2. The heat-dissipating fan as claimed in claim 1, wherein the housing further has

a hub bracket mounted in the receiving space; and

multiple support ribs locating between and connecting to the hub bracket and an inner wall of the receiving space.

3. The heat-dissipating fan as claimed in claim 2, wherein the at least one guide ring is mounted on the supporting ribs.

4. The heat-dissipating fan as claimed in claim 1, wherein at least one of the at least one guide ring has a single guide surface.

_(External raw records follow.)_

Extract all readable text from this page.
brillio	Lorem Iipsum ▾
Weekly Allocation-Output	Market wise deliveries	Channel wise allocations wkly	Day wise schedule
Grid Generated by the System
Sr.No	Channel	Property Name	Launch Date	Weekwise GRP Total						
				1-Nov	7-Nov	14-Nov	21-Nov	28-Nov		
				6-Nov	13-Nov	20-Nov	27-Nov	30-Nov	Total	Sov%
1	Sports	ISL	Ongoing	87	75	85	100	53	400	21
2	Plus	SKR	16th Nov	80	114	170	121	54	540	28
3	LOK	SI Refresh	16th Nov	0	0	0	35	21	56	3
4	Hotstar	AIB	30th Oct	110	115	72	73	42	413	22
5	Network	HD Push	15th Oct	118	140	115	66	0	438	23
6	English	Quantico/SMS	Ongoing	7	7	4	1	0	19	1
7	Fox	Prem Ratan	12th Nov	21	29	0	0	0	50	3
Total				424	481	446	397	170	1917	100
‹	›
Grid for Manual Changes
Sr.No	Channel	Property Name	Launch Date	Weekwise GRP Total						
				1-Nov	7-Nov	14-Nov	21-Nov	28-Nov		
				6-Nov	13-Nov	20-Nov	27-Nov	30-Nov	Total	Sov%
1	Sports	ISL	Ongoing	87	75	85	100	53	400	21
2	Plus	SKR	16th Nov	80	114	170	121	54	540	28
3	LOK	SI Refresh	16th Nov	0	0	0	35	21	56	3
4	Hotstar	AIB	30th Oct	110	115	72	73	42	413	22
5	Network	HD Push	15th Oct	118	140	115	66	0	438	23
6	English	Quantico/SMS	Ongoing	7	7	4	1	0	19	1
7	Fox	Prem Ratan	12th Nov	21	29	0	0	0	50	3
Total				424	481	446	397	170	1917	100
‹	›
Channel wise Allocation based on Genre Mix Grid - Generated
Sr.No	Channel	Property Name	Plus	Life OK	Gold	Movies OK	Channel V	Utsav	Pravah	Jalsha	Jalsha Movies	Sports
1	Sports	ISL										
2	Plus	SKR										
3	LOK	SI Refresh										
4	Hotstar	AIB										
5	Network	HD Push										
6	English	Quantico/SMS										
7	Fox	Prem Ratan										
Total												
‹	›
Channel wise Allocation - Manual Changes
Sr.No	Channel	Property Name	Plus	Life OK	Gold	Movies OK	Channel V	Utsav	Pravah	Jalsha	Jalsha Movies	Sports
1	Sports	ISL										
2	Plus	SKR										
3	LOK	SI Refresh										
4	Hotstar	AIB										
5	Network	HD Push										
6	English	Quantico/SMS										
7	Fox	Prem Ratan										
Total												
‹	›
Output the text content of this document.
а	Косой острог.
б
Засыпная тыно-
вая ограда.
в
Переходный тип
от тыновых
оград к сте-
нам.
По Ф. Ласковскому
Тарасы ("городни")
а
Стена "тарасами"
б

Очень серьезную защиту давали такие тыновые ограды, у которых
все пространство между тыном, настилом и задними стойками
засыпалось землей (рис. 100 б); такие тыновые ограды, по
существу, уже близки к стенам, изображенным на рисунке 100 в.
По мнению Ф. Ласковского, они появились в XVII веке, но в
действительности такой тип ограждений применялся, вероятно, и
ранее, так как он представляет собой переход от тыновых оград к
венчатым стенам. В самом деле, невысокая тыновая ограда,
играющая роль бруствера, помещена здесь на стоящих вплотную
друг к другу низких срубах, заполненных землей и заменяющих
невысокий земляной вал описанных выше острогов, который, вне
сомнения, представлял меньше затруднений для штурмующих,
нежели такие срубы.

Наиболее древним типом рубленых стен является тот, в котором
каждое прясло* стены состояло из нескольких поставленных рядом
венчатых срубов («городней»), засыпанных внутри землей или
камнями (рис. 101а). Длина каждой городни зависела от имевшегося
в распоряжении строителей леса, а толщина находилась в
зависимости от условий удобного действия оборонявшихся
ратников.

5. The heat-dissipating fan as claimed in claim 1, wherein at least one of the at least one guide ring has two guide surfaces.

6. The heat-dissipating fan as claimed in claim 1, wherein housing has a single guide ring.

7. The heat-dissipating fan as claimed in claim 1, wherein the housing has multiple guide rings.

8. The heat-dissipating fan as claimed in claim 7, wherein the guide rings are arranged at intervals and include at least one guide ring with a single guide surface and at least one guide ring with two guide surfaces.